Without going into the individual personalities that were involved, I want to tell you a few of the main things that I think helped my dad transition more peacefully than he might have. It is just our story. Each family has their own.

My dad was a very emotional man, so we knew when he was upset by something. One day a few months before he passed, while driving to a restaurant for lunch, he became sad and tears came into his eyes. I asked him what was the matter, he said, “I don’t want to leave you and I’m dying.” He told each of us how he felt from time to time, and we just talked to him as best we could until he came out of his sadness or got distracted. This time, it occurred to me that I could use an experience he had when he was a baby in Sicily. I had heard the story so many times growing up and suddenly it seemed the perfect thing to help him transition.
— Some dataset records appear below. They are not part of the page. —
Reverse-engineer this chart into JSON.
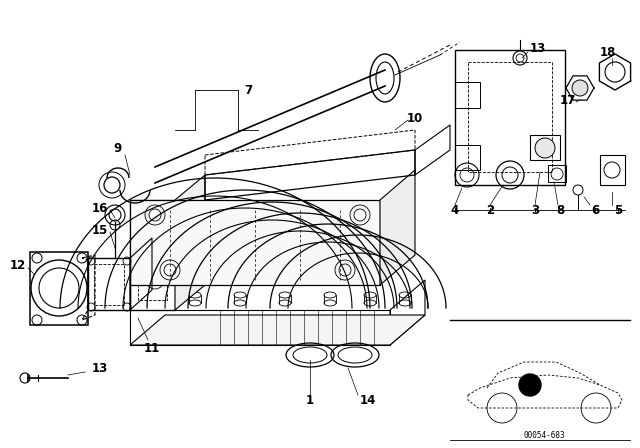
{
  "background_color": "#ffffff",
  "line_color": "#000000",
  "fig_width": 6.4,
  "fig_height": 4.48,
  "dpi": 100,
  "diagram_id": "00054-683"
}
At around three years old my dad had encephalitis, a disease that causes inflammation of the brain and, I understand, can be fatal. He was unconscious for a least a month. The way he told the story was that he saw himself from up above his bed, looking down at himself, his mother and the doctor. His mother was crying, hysterically, because the doctor was telling her that her son, my dad, was going to die. That’s all he told us. He never talked about any details like we might hear from so many others who have had out-of-body experiences. He had been a baby and that’s all he knew.

It flashed into my mind that he might feel more comfortable about passing if he could relate that experience to the transition of dying now. I reminded him of the incident and asked him to remember that he was going to die at that time. There had been no pain and no stress in his body. But, he was a baby and didn’t want to leave his mother. He was a little boy then and if he lived he could have a good life in his young body. So he decided to stay and his spirit came back into his earthly body and became healthy again. I told him that when he did decide to let go now, when he was ready, it would be similar, he would know that he was leaving this earth, but he would decide not to come back. He was 90 years old with Parkinson’s Disease and his life was not a pleasure anymore. Of course, I told him I would miss him very much, but I would know that he wasn’t suffering anymore and that he was with me in spirit. Tough to say even now. But, like my husband, he needed to be told it was OK to decide to let go.

Not long after, he started to decline rapidly. The more he declined, the less emotional he seemed. One of my sisters and I were with him during the seventy-two hours he was “actively dying.” My niece was with us often. Another sister and her husband came from far away to say goodbye, and another who couldn’t physically make the trip, spoke to my dad on the phone several times even after he was not conscious anymore. We didn’t involve my aunt at this point, it would have been too hard on her. That was a difficult phone call to make after he passed.

The seventy-two hours was so long and unexpected. During that time my sister, who was a nursing assistant, and the caregiver at the house where my dad lived took care of him physically. Together we maintained communication with him as much as possible. I believe he was aware of everything going on and we respected that he would know everything being said and done for him. We talked to him as we would have if he were conscious, in a way. I believe we helped him let go as peacefully as possible. He certainly knew he was loved.

Everyone’s situation is different, but, I believe that sharing our stories can help others when the time comes that they need to draw on their knowledge and strength. I hope this story helps others who will spontaneously come up with their own ideas to help their loved ones pass.